Chemotherapie | Therapie alvleesklierkanker

Chemotherapie

Gedurende chemotherapiekrijgt de patiënt verschillende medicijnen toegediend (cytostatica) die celgroei op verschillende manieren remmen. Vooral snelgroeiende weefsels, waaronder tumorweefsel, worden geremd in hun groei en gedeeltelijk gedood. De combinatie van cytostatica met verschillende bijwerkingenprofielen is voordelig gebleken om de dosering van de afzonderlijke stoffen te kunnen verlagen.

Chemotherapie kan voorafgaand aan de operatie worden toegediend om de tumor te verkleinen en dus operabel te maken (neoadjuvante chemotherapie). Als, aan de andere kant, chemotherapie wordt uitgevoerd na chirurgische verwijdering van de tumor, dit wordt adjuvante chemotherapie genoemd. Welke vorm van chemotherapie wordt toegepast, moet per geval worden bepaald. Ten slotte kunnen chemotherapeutica ook worden toegediend als er geen uitzicht meer is op genezing (palliatieve chemotherapie) om de tumorgerelateerde bijwerkingen van chemotherapie en de kwaliteit van leven verbeteren.

radiotherapie

radiotherapie kan neoadjuvant, adjuvant en palliatief worden gebruikt, zoals chemotherapie. Een combinatie van chemotherapie en radiotherapie is ook populair. Sinds de alvleesklier diep in de buik ligt en omgeven door stralingsgevoelige organen, moet de stralingsdosis zo worden aangepast dat er geen stralingsbijwerkingen zijn op naburige organen.

immunotherapie

Immunotherapie is een relatief nieuwe therapeutische optie bij de behandeling van verschillende soorten kanker. Hier, antilichamen en andere stoffen worden gebruikt die zijn gericht tegen verschillende structuren van de kanker cel, die kenmerkend worden aangetroffen in kankercellen en essentieel zijn voor het metabolisme van de kankercel. Deze medicijnen worden toegediend in combinatie met medicijnen (cytostatica) maar ook als monotherapie. Diverse van dergelijke medicijnen worden nog steeds klinisch getest.

Palliatieve therapie

Bij sommige patiënten een inoperabele en dus ongeneeslijke voorwaarde heeft zich ontwikkeld op het moment van diagnose. In deze fase van de ziekte zijn er echter nog veel mogelijkheden om de overlevingstijd van de patiënt te verlengen en de kwaliteit van leven zo goed mogelijk te behouden (palliatieve therapie). Veel kanker patiënten lijden aan ernstige pijn in de laatste fase, die consequent moet worden behandeld. deze therapie vereist veel ervaring van de behandelende arts, aangezien zelfs de sterkste pijnstillers (opiaten) mogen niet worden gespaard om voldoende vrij te zijn van pijn.

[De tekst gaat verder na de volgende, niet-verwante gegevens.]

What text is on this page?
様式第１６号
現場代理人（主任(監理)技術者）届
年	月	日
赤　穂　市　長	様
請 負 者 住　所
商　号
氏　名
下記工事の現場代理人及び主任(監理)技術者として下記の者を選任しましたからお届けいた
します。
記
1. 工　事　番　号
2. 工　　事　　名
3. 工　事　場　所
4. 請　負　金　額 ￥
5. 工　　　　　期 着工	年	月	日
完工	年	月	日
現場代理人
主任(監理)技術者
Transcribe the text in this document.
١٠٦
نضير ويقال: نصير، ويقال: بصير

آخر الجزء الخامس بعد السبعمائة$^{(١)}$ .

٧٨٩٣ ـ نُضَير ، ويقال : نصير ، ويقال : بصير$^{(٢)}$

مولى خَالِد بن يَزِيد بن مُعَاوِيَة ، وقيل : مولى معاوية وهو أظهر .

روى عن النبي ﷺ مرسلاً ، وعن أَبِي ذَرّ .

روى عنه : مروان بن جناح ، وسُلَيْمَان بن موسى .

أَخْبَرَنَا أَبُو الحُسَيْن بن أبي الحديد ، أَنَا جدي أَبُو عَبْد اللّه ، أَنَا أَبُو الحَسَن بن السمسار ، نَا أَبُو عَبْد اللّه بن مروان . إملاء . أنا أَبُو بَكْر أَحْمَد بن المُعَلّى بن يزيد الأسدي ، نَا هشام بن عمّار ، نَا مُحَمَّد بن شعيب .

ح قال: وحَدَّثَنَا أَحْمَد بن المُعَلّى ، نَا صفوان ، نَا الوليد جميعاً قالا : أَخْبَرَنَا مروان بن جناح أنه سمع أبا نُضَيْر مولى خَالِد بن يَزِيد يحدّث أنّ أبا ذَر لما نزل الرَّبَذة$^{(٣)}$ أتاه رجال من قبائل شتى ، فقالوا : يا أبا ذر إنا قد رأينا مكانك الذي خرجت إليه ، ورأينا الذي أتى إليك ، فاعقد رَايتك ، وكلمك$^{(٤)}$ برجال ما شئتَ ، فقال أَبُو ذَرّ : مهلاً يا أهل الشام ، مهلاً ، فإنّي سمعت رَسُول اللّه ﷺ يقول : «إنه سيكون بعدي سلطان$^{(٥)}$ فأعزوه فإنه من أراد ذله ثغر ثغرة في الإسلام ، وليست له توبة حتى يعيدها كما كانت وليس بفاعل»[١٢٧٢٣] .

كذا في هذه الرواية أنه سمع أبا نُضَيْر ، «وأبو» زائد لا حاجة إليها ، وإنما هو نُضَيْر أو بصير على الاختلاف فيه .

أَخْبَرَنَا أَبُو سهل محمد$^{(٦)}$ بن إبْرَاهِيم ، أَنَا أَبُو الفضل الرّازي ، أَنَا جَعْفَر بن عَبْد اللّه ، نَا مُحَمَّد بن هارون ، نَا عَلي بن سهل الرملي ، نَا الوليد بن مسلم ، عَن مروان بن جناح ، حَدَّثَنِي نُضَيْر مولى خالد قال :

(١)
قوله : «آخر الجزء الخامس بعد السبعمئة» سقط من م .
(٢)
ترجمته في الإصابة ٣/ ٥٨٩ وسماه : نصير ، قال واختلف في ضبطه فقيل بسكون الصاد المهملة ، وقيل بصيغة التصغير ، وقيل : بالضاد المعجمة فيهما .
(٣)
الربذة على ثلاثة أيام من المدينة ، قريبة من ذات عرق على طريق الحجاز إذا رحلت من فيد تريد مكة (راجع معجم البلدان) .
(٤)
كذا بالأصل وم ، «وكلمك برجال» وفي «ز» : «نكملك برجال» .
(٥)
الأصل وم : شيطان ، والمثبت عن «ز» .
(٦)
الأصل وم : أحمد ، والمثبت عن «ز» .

Een andere palliatieve maatregel is het behoud van de gal en voedselpassage. Dit komt omdat de tumor de gal duct, de maag stopcontact of de twaalfvingerige darm vanwege zijn ongecontroleerde groei. Deze vernauwingen kunnen worden verwijderd in een minimaal invasieve operatie (endoscopische chirurgie) door een plastic buis (stent).

De gal kanaal (ductus choledochus) wordt het vaakst aangetast door een dergelijke procedure. Zoals hierboven vermeld, chemo- en radiotherapie met een palliatieve benadering worden gebruikt omdat ze kunnen voorkomen dat de tumor groeit of zelfs gedeeltelijke remissies (regressies) bereikt. Een belangrijke begeleidende maatregel voor alle tumorpatiënten zou psychosociale therapie moeten zijn, bijvoorbeeld in de vorm van psychologische ondersteuning of deelname aan zelfhulpgroepen.